Desempenho do Dólar no Encerramento de 2025
O dólar norte-americano fechou a terça-feira, 31 de dezembro de 2025, com uma queda significativa em relação ao real, em uma sessão típica de fim de ano, caracterizada por baixa liquidez, ajustes técnicos e a formação da Ptax de fechamento mensal. A cotação da paridade entre o Dólar Americano (USDBRL) recuou 1,58%, encerrando em R$ 5,4890, após ter atingido níveis mais elevados na sessão anterior. Durante o pregão, a moeda foi negociada a R$ 5,488 na compra e R$ 5,489 na venda, refletindo uma participação reduzida dos agentes, mas com impactos relevantes nas condições de ajuste de posições.
Acúmulo de Queda e Acomodação Cambial
Com o movimento observado nessa terça-feira, o dólar acumulou uma queda de 11,17% ao longo de 2025, consolidando um processo de acomodação cambial que foi notável durante o segundo semestre do ano. O desempenho anual é reflexo, em parte, da melhora relativa dos fundamentos econômicos internos e da redução das pressões externas que afetaram períodos anteriores.
Fatores Internos e Posição do Câmbio
No cenário interno, a principal influência no câmbio foi a formação da Ptax no fim do mês, uma referência crucial que é calculada pelo Banco Central e que se torna essencial para a liquidação dos contratos futuros. Nesse contexto, ajustes de posições compradas e vendidas contribuíram para a ampliação da volatilidade, mesmo em um ambiente de liquidez reduzida.
Além disso, dados econômicos positivos ajudaram a valorizar o real. O Instituto Brasileiro de Geografia e Estatística (IBGE) informou que a taxa de desemprego caiu para 5,2% no trimestre encerrado em novembro, um índice abaixo da projeção de 5,4% e o menor já registrado desde o início da série histórica em 2012. O mercado também manteve atenção aos dados do Cadastro Geral de Empregados e Desempregados (CAGED), reforçando uma leitura favorável sobre o mercado de trabalho brasileiro.
Comportamento do Dólar no Cenário Internacional
No plano internacional, o dólar exibiu um comportamento misto em relação às principais moedas globais. A divisa americana registrou perda de força face a moedas de mercados emergentes, como o peso mexicano e o peso chileno, enquanto manteve um leve viés positivo em relação a moedas mais fortes.
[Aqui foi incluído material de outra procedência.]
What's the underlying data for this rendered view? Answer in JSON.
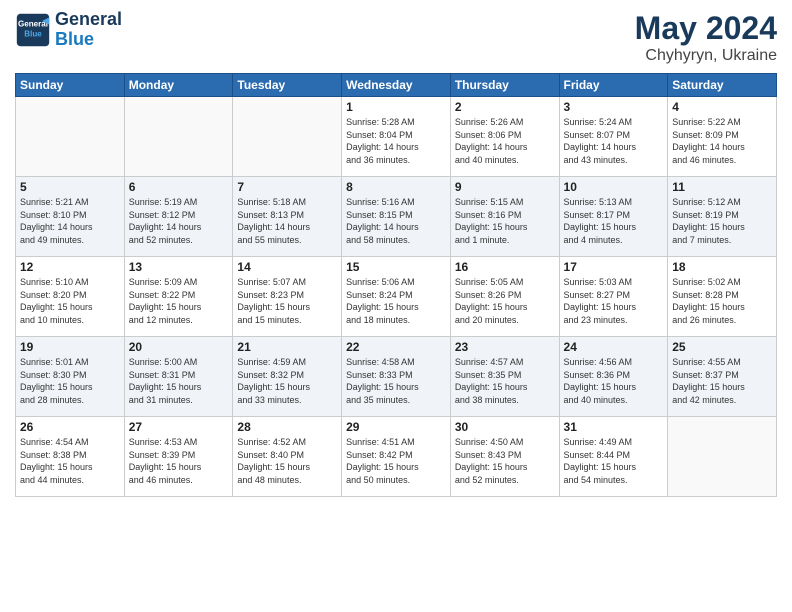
{
  "header": {
    "logo_line1": "General",
    "logo_line2": "Blue",
    "month_year": "May 2024",
    "location": "Chyhyryn, Ukraine"
  },
  "weekdays": [
    "Sunday",
    "Monday",
    "Tuesday",
    "Wednesday",
    "Thursday",
    "Friday",
    "Saturday"
  ],
  "weeks": [
    [
      {
        "day": "",
        "info": ""
      },
      {
        "day": "",
        "info": ""
      },
      {
        "day": "",
        "info": ""
      },
      {
        "day": "1",
        "info": "Sunrise: 5:28 AM\nSunset: 8:04 PM\nDaylight: 14 hours\nand 36 minutes."
      },
      {
        "day": "2",
        "info": "Sunrise: 5:26 AM\nSunset: 8:06 PM\nDaylight: 14 hours\nand 40 minutes."
      },
      {
        "day": "3",
        "info": "Sunrise: 5:24 AM\nSunset: 8:07 PM\nDaylight: 14 hours\nand 43 minutes."
      },
      {
        "day": "4",
        "info": "Sunrise: 5:22 AM\nSunset: 8:09 PM\nDaylight: 14 hours\nand 46 minutes."
      }
    ],
    [
      {
        "day": "5",
        "info": "Sunrise: 5:21 AM\nSunset: 8:10 PM\nDaylight: 14 hours\nand 49 minutes."
      },
      {
        "day": "6",
        "info": "Sunrise: 5:19 AM\nSunset: 8:12 PM\nDaylight: 14 hours\nand 52 minutes."
      },
      {
        "day": "7",
        "info": "Sunrise: 5:18 AM\nSunset: 8:13 PM\nDaylight: 14 hours\nand 55 minutes."
      },
      {
        "day": "8",
        "info": "Sunrise: 5:16 AM\nSunset: 8:15 PM\nDaylight: 14 hours\nand 58 minutes."
      },
      {
        "day": "9",
        "info": "Sunrise: 5:15 AM\nSunset: 8:16 PM\nDaylight: 15 hours\nand 1 minute."
      },
      {
        "day": "10",
        "info": "Sunrise: 5:13 AM\nSunset: 8:17 PM\nDaylight: 15 hours\nand 4 minutes."
      },
      {
        "day": "11",
        "info": "Sunrise: 5:12 AM\nSunset: 8:19 PM\nDaylight: 15 hours\nand 7 minutes."
      }
    ],
    [
      {
        "day": "12",
        "info": "Sunrise: 5:10 AM\nSunset: 8:20 PM\nDaylight: 15 hours\nand 10 minutes."
      },
      {
        "day": "13",
        "info": "Sunrise: 5:09 AM\nSunset: 8:22 PM\nDaylight: 15 hours\nand 12 minutes."
      },
      {
        "day": "14",
        "info": "Sunrise: 5:07 AM\nSunset: 8:23 PM\nDaylight: 15 hours\nand 15 minutes."
      },
      {
        "day": "15",
        "info": "Sunrise: 5:06 AM\nSunset: 8:24 PM\nDaylight: 15 hours\nand 18 minutes."
      },
      {
        "day": "16",
        "info": "Sunrise: 5:05 AM\nSunset: 8:26 PM\nDaylight: 15 hours\nand 20 minutes."
      },
      {
        "day": "17",
        "info": "Sunrise: 5:03 AM\nSunset: 8:27 PM\nDaylight: 15 hours\nand 23 minutes."
      },
      {
        "day": "18",
        "info": "Sunrise: 5:02 AM\nSunset: 8:28 PM\nDaylight: 15 hours\nand 26 minutes."
      }
    ],
    [
      {
        "day": "19",
        "info": "Sunrise: 5:01 AM\nSunset: 8:30 PM\nDaylight: 15 hours\nand 28 minutes."
      },
      {
        "day": "20",
        "info": "Sunrise: 5:00 AM\nSunset: 8:31 PM\nDaylight: 15 hours\nand 31 minutes."
      },
      {
        "day": "21",
        "info": "Sunrise: 4:59 AM\nSunset: 8:32 PM\nDaylight: 15 hours\nand 33 minutes."
      },
      {
        "day": "22",
        "info": "Sunrise: 4:58 AM\nSunset: 8:33 PM\nDaylight: 15 hours\nand 35 minutes."
      },
      {
        "day": "23",
        "info": "Sunrise: 4:57 AM\nSunset: 8:35 PM\nDaylight: 15 hours\nand 38 minutes."
      },
      {
        "day": "24",
        "info": "Sunrise: 4:56 AM\nSunset: 8:36 PM\nDaylight: 15 hours\nand 40 minutes."
      },
      {
        "day": "25",
        "info": "Sunrise: 4:55 AM\nSunset: 8:37 PM\nDaylight: 15 hours\nand 42 minutes."
      }
    ],
    [
      {
        "day": "26",
        "info": "Sunrise: 4:54 AM\nSunset: 8:38 PM\nDaylight: 15 hours\nand 44 minutes."
      },
      {
        "day": "27",
        "info": "Sunrise: 4:53 AM\nSunset: 8:39 PM\nDaylight: 15 hours\nand 46 minutes."
      },
      {
        "day": "28",
        "info": "Sunrise: 4:52 AM\nSunset: 8:40 PM\nDaylight: 15 hours\nand 48 minutes."
      },
      {
        "day": "29",
        "info": "Sunrise: 4:51 AM\nSunset: 8:42 PM\nDaylight: 15 hours\nand 50 minutes."
      },
      {
        "day": "30",
        "info": "Sunrise: 4:50 AM\nSunset: 8:43 PM\nDaylight: 15 hours\nand 52 minutes."
      },
      {
        "day": "31",
        "info": "Sunrise: 4:49 AM\nSunset: 8:44 PM\nDaylight: 15 hours\nand 54 minutes."
      },
      {
        "day": "",
        "info": ""
      }
    ]
  ]
}
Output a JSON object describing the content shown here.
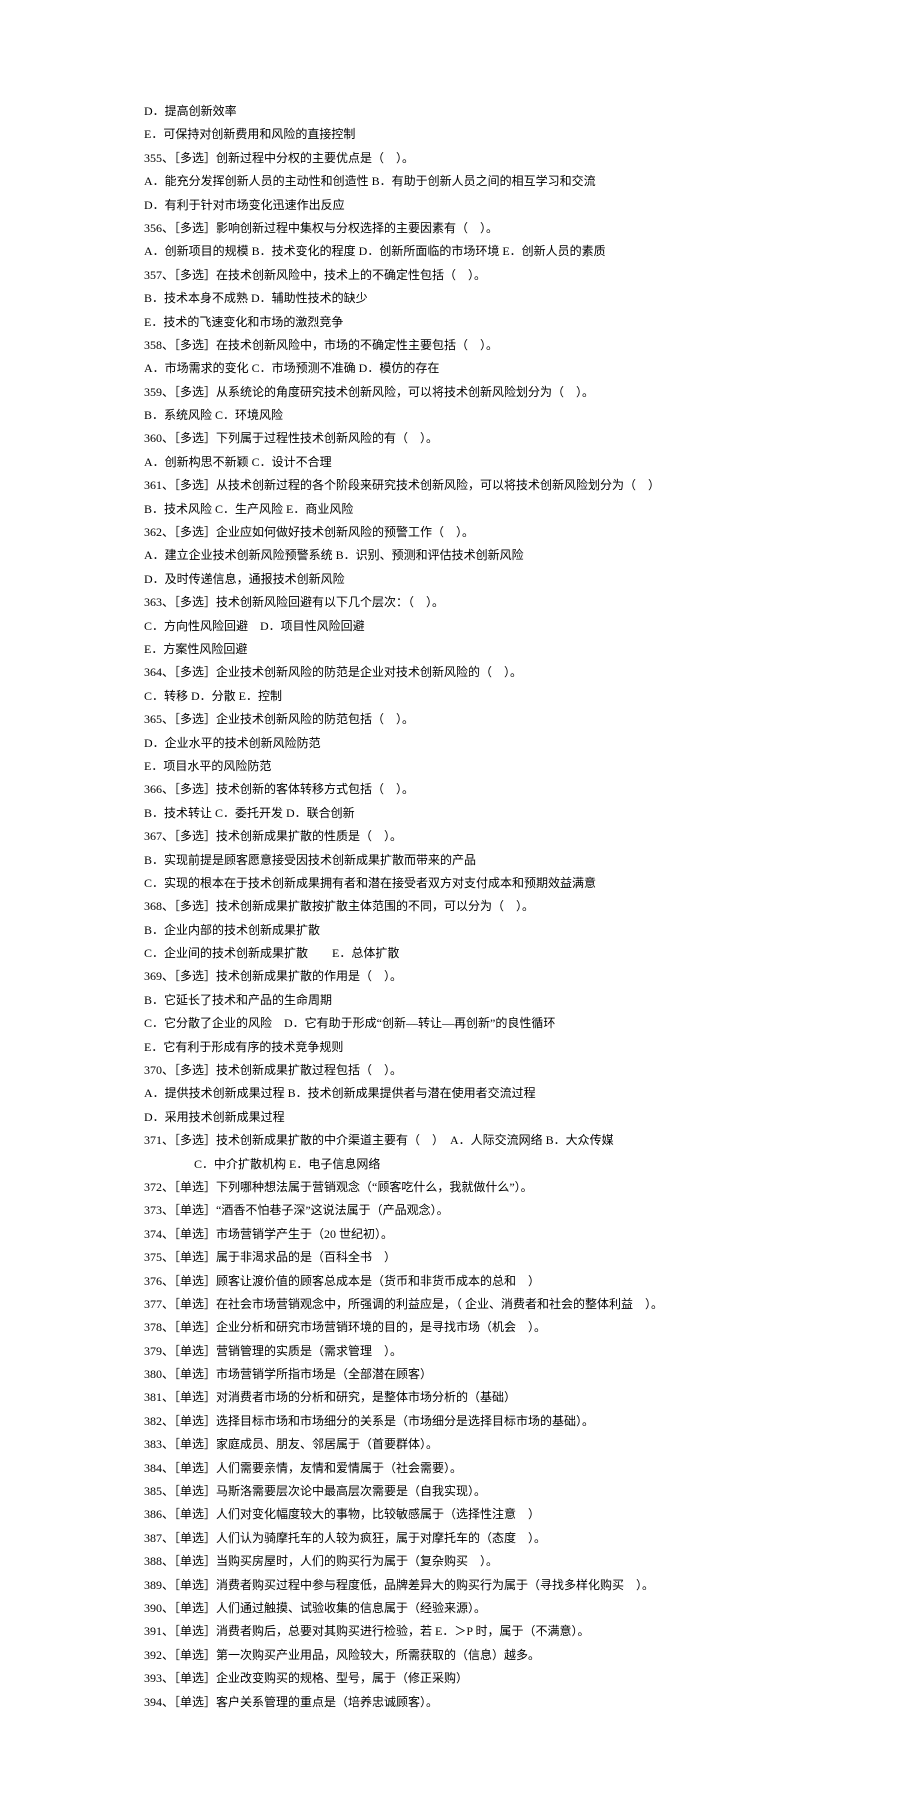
{
  "lines": [
    {
      "t": "D．提高创新效率"
    },
    {
      "t": "E．可保持对创新费用和风险的直接控制"
    },
    {
      "t": "355、［多选］创新过程中分权的主要优点是（　）。"
    },
    {
      "t": "A．能充分发挥创新人员的主动性和创造性 B．有助于创新人员之间的相互学习和交流"
    },
    {
      "t": "D．有利于针对市场变化迅速作出反应"
    },
    {
      "t": "356、［多选］影响创新过程中集权与分权选择的主要因素有（　）。"
    },
    {
      "t": "A．创新项目的规模 B．技术变化的程度 D．创新所面临的市场环境 E．创新人员的素质"
    },
    {
      "t": "357、［多选］在技术创新风险中，技术上的不确定性包括（　）。"
    },
    {
      "t": "B．技术本身不成熟 D．辅助性技术的缺少"
    },
    {
      "t": "E．技术的飞速变化和市场的激烈竞争"
    },
    {
      "t": "358、［多选］在技术创新风险中，市场的不确定性主要包括（　）。"
    },
    {
      "t": "A．市场需求的变化 C．市场预测不准确 D．模仿的存在"
    },
    {
      "t": "359、［多选］从系统论的角度研究技术创新风险，可以将技术创新风险划分为（　）。"
    },
    {
      "t": "B．系统风险 C．环境风险"
    },
    {
      "t": "360、［多选］下列属于过程性技术创新风险的有（　）。"
    },
    {
      "t": "A．创新构思不新颖 C．设计不合理"
    },
    {
      "t": "361、［多选］从技术创新过程的各个阶段来研究技术创新风险，可以将技术创新风险划分为（　）"
    },
    {
      "t": "B．技术风险 C．生产风险 E．商业风险"
    },
    {
      "t": "362、［多选］企业应如何做好技术创新风险的预警工作（　）。"
    },
    {
      "t": "A．建立企业技术创新风险预警系统 B．识别、预测和评估技术创新风险"
    },
    {
      "t": "D．及时传递信息，通报技术创新风险"
    },
    {
      "t": "363、［多选］技术创新风险回避有以下几个层次：（　）。"
    },
    {
      "t": "C．方向性风险回避　D．项目性风险回避"
    },
    {
      "t": "E．方案性风险回避"
    },
    {
      "t": "364、［多选］企业技术创新风险的防范是企业对技术创新风险的（　）。"
    },
    {
      "t": "C．转移 D．分散 E．控制"
    },
    {
      "t": "365、［多选］企业技术创新风险的防范包括（　）。"
    },
    {
      "t": "D．企业水平的技术创新风险防范"
    },
    {
      "t": "E．项目水平的风险防范"
    },
    {
      "t": "366、［多选］技术创新的客体转移方式包括（　）。"
    },
    {
      "t": "B．技术转让 C．委托开发 D．联合创新"
    },
    {
      "t": "367、［多选］技术创新成果扩散的性质是（　）。"
    },
    {
      "t": "B．实现前提是顾客愿意接受因技术创新成果扩散而带来的产品"
    },
    {
      "t": "C．实现的根本在于技术创新成果拥有者和潜在接受者双方对支付成本和预期效益满意"
    },
    {
      "t": "368、［多选］技术创新成果扩散按扩散主体范围的不同，可以分为（　）。"
    },
    {
      "t": "B．企业内部的技术创新成果扩散"
    },
    {
      "t": "C．企业间的技术创新成果扩散　　E．总体扩散"
    },
    {
      "t": "369、［多选］技术创新成果扩散的作用是（　）。"
    },
    {
      "t": "B．它延长了技术和产品的生命周期"
    },
    {
      "t": "C．它分散了企业的风险　D．它有助于形成“创新—转让—再创新”的良性循环"
    },
    {
      "t": "E．它有利于形成有序的技术竞争规则"
    },
    {
      "t": "370、［多选］技术创新成果扩散过程包括（　）。"
    },
    {
      "t": "A．提供技术创新成果过程 B．技术创新成果提供者与潜在使用者交流过程"
    },
    {
      "t": "D．采用技术创新成果过程"
    },
    {
      "t": "371、［多选］技术创新成果扩散的中介渠道主要有（　）　A．人际交流网络 B．大众传媒"
    },
    {
      "t": "C．中介扩散机构 E．电子信息网络",
      "indent": true
    },
    {
      "t": "372、［单选］下列哪种想法属于营销观念（“顾客吃什么，我就做什么”）。"
    },
    {
      "t": "373、［单选］“酒香不怕巷子深”这说法属于（产品观念）。"
    },
    {
      "t": "374、［单选］市场营销学产生于（20 世纪初）。"
    },
    {
      "t": "375、［单选］属于非渴求品的是（百科全书　）"
    },
    {
      "t": "376、［单选］顾客让渡价值的顾客总成本是（货币和非货币成本的总和　）"
    },
    {
      "t": "377、［单选］在社会市场营销观念中，所强调的利益应是，（ 企业、消费者和社会的整体利益　）。"
    },
    {
      "t": "378、［单选］企业分析和研究市场营销环境的目的，是寻找市场（机会　）。"
    },
    {
      "t": "379、［单选］营销管理的实质是（需求管理　）。"
    },
    {
      "t": "380、［单选］市场营销学所指市场是（全部潜在顾客）"
    },
    {
      "t": "381、［单选］对消费者市场的分析和研究，是整体市场分析的（基础）"
    },
    {
      "t": "382、［单选］选择目标市场和市场细分的关系是（市场细分是选择目标市场的基础）。"
    },
    {
      "t": "383、［单选］家庭成员、朋友、邻居属于（首要群体）。"
    },
    {
      "t": "384、［单选］人们需要亲情，友情和爱情属于（社会需要）。"
    },
    {
      "t": "385、［单选］马斯洛需要层次论中最高层次需要是（自我实现）。"
    },
    {
      "t": "386、［单选］人们对变化幅度较大的事物，比较敏感属于（选择性注意　）"
    },
    {
      "t": "387、［单选］人们认为骑摩托车的人较为疯狂，属于对摩托车的（态度　）。"
    },
    {
      "t": "388、［单选］当购买房屋时，人们的购买行为属于（复杂购买　）。"
    },
    {
      "t": "389、［单选］消费者购买过程中参与程度低，品牌差异大的购买行为属于（寻找多样化购买　）。"
    },
    {
      "t": "390、［单选］人们通过触摸、试验收集的信息属于（经验来源）。"
    },
    {
      "t": "391、［单选］消费者购后，总要对其购买进行检验，若 E．＞P 时，属于（不满意）。"
    },
    {
      "t": "392、［单选］第一次购买产业用品，风险较大，所需获取的（信息）越多。"
    },
    {
      "t": "393、［单选］企业改变购买的规格、型号，属于（修正采购）"
    },
    {
      "t": "394、［单选］客户关系管理的重点是（培养忠诚顾客）。"
    }
  ]
}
O índice DXY, que mede o desempenho do dólar em relação a uma cesta de divisas, sustentou os ganhos do dia anterior e operou em leve alta de 0,08%. Esse desempenho reflete um ambiente de cautela e ajustes técnicos globais no encerramento do ano, sem que houvesse grandes gatilhos macroeconômicos adicionais.
Movimentações na B3
No que se refere ao ambiente da B3, o mercado futuro acompanhou a tendência do dólar à vista, embora com uma intensidade diferente. O contrato futuro de dólar com vencimento mais próximo registrou uma queda de 1,26%, sendo cotado a R$ 5,5030 por volta das 17h20. A diferença de variação entre o mercado à vista e o futuro evidencia os ajustes técnicos relacionados à Ptax, à rolagem de posições e à precificação de expectativas para o início de 2026.
Mesmo em um pregão menos movimentado, o mercado futuro demonstrou uma maior resiliência, refletindo a postura cautelosa dos investidores em relação ao cenário prospectivo. Essa realidade reforça a importância de se acompanhar diligentemente as oscilações do mercado cambial e das relações comerciais que afetam o desempenho financeiro.